10) The company reports this data at least once per year.

• Locate the company’s transparency report, if it produces one.
  • The transparency report will likely be located in the same section of the website as the other legal documents such as the privacy policy and terms of service, however some companies place them in their own section.
  • A web search can also help find the transparency report if it is not in an obvious location on the company’s website.
• Look in the transparency report for indications of how often the company releases a report.
  • Ideally, look for links to older reports and determine if they have been released annually or more frequently.
  • Also look for a commitment from the company to release transparency reports on a given timetable
• If the transparency report has been released in the past on at least an annual basis, or if the company has only released one transparency report, but commits to doing so annually, mark PASS.
• If the company has released a transparency report on a regular time table in the past, but has not always done so precisely on an annual basis, mark PARTIAL PASS.
• If the company has released transparency reports in the past but not on an annual basis, mark FAIL.

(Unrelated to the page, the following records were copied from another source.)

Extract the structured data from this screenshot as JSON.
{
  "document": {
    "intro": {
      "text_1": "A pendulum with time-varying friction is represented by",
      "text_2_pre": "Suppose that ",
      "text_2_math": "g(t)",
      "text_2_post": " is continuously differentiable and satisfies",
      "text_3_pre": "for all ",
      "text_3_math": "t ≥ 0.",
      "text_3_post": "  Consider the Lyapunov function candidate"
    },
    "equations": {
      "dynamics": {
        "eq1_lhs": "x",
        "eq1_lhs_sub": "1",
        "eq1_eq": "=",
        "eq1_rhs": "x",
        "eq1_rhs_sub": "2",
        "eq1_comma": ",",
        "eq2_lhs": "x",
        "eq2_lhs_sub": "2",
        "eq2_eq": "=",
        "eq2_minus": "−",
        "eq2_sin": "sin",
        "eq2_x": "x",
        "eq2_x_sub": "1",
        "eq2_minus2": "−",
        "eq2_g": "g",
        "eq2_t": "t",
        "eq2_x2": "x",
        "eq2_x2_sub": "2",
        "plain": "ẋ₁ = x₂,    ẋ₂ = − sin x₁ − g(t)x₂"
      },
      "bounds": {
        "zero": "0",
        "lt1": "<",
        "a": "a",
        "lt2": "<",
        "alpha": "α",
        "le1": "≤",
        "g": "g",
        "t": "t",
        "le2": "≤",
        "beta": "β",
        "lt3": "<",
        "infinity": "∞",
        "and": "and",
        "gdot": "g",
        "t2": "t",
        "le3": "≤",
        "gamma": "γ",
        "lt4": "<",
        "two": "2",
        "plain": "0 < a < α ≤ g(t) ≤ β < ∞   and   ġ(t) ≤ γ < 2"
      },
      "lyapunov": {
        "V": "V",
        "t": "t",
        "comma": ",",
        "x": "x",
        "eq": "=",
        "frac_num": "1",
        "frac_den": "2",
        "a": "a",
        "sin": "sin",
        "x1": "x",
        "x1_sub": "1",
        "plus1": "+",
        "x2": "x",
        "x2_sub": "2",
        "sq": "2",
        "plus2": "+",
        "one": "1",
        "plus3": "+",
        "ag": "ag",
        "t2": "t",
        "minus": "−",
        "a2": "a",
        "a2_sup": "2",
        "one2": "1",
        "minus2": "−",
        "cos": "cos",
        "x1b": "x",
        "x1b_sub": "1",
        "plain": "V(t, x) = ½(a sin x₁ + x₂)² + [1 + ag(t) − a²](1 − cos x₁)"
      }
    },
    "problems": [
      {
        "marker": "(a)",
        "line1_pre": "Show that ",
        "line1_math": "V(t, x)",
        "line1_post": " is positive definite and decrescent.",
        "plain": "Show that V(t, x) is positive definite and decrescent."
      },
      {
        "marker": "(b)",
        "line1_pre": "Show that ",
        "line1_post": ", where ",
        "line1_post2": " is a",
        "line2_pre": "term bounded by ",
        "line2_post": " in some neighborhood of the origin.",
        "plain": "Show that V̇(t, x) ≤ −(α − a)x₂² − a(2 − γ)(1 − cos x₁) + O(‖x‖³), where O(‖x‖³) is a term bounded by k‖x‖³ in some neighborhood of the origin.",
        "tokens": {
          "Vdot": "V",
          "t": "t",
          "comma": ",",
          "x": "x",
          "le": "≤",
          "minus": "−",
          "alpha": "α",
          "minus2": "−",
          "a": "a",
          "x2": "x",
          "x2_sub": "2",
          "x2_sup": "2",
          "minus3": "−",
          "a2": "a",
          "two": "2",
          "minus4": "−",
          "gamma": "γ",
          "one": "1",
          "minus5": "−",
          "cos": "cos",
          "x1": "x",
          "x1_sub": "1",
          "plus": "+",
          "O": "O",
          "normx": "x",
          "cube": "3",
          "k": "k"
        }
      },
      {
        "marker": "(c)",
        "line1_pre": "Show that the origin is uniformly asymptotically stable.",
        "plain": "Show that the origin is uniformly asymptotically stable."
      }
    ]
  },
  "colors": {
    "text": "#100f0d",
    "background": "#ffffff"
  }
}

11) The data reported by the company can be exported as a structured data file.

• Locate the company’s transparency report, if it produces one.
  • The transparency report will likely be located in the same section of the website as the other legal documents such as the privacy policy and terms of service, however some companies place them in their own section.
  • A web search can also help find the transparency report if it is not in an obvious location on the company’s website.
• Look in the transparency report page for a means to download the data that makes up the transparency report as structured data.
  • Structured data is data that is formatted to be read and analyzed easily by a computer.
  • Most commonly, these files will be in a comma-separated values (csv) file, but they may also be in “json” format or even as Microsoft Excel files.
• If the transparency report is available to download in a structured data format, mark PASS.
• If the transparency report is not available for download in a structured data format, mark FAIL.